In June 2013, however, German fabricator EEW SPC produced a 10m-diameter pipe section and is expecting to receive its first orders for 9m-diameter monopiles shortly.
These giant monopiles require greater wall thickness in order to cope with wave forces and resist buckling loads during piling; EEW’s test piece used a 95mm plate.
So could monopiles extend their offshore supremacy to deeper waters? First, a host of challenges must be overcome, starting with the lifting process: how do you hold a 1,000-1,200t tube without damaging it? A hydraulic gripper is the answer, but this presents another design hurdle.

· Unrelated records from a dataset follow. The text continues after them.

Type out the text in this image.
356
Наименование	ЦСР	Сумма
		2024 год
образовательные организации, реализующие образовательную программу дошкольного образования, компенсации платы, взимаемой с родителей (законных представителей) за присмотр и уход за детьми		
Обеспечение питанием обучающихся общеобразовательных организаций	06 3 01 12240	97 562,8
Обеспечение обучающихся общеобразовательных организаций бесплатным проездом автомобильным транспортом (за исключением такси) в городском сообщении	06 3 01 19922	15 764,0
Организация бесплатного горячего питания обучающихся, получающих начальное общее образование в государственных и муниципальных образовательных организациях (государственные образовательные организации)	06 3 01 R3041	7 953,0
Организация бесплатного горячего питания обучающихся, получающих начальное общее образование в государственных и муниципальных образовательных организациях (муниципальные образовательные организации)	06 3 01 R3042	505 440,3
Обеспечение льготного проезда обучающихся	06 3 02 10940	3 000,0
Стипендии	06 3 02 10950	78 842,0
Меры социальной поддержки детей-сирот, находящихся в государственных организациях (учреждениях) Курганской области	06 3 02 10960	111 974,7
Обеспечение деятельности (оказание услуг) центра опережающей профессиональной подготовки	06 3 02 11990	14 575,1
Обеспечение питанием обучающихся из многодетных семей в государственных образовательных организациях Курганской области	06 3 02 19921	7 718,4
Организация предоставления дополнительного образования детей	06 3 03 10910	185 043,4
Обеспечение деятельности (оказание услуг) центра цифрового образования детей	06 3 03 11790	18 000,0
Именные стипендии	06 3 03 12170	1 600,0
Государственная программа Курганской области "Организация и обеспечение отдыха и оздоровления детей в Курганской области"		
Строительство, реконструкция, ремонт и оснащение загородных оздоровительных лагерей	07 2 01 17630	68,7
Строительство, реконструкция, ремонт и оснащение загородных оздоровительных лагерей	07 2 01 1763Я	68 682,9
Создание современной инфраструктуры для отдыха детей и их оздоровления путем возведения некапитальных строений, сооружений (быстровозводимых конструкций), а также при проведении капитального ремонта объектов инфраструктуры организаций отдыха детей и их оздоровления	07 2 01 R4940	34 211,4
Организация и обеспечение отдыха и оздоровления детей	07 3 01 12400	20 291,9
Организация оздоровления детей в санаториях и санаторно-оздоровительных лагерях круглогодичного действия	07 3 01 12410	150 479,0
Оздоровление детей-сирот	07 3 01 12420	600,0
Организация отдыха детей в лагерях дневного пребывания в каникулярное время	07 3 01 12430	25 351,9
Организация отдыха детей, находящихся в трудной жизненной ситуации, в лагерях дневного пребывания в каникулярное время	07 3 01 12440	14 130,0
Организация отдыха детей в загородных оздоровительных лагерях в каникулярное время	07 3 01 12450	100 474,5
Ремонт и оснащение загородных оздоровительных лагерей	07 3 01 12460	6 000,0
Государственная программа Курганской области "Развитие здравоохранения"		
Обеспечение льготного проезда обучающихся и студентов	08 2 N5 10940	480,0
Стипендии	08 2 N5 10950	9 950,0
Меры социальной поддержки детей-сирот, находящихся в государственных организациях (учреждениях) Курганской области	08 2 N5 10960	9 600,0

"There’s not always enough thought given to handling monopiles," says Pearce. "You have to be gentle with them. There’s a risk of localised buckling or even puncture through the skin if you grip them too tightly in a small area. There’s also a greater risk of ovality if they are stored horizontally."
Finding a suitable installation vessel that can lift XL monopiles is another challenge. "Fabrication is the current bottleneck and transportation will be the next one," says Beeg. "With 1,000t piles, we are limited by crane capacity. Not many jack-ups could handle those weights."
According to Pearce, that means moving to semisubmersible-based cranes, which give a big step up in capacity – and cost. These heavy-lift vessels are scarce and, he claims, "an order of magnitude" more expensive, potentially cancelling out much of the XL’s cost benefits.
However, consultancies such as Houlder are examining ways to get around these handling challenges and, according to Beeg, XL monopiles are economically feasible despite these issues. Jackets and monopiles remain the only two proven contenders for deeper-water foundations. As ever, the choice will come down to the cost per installed megawatt.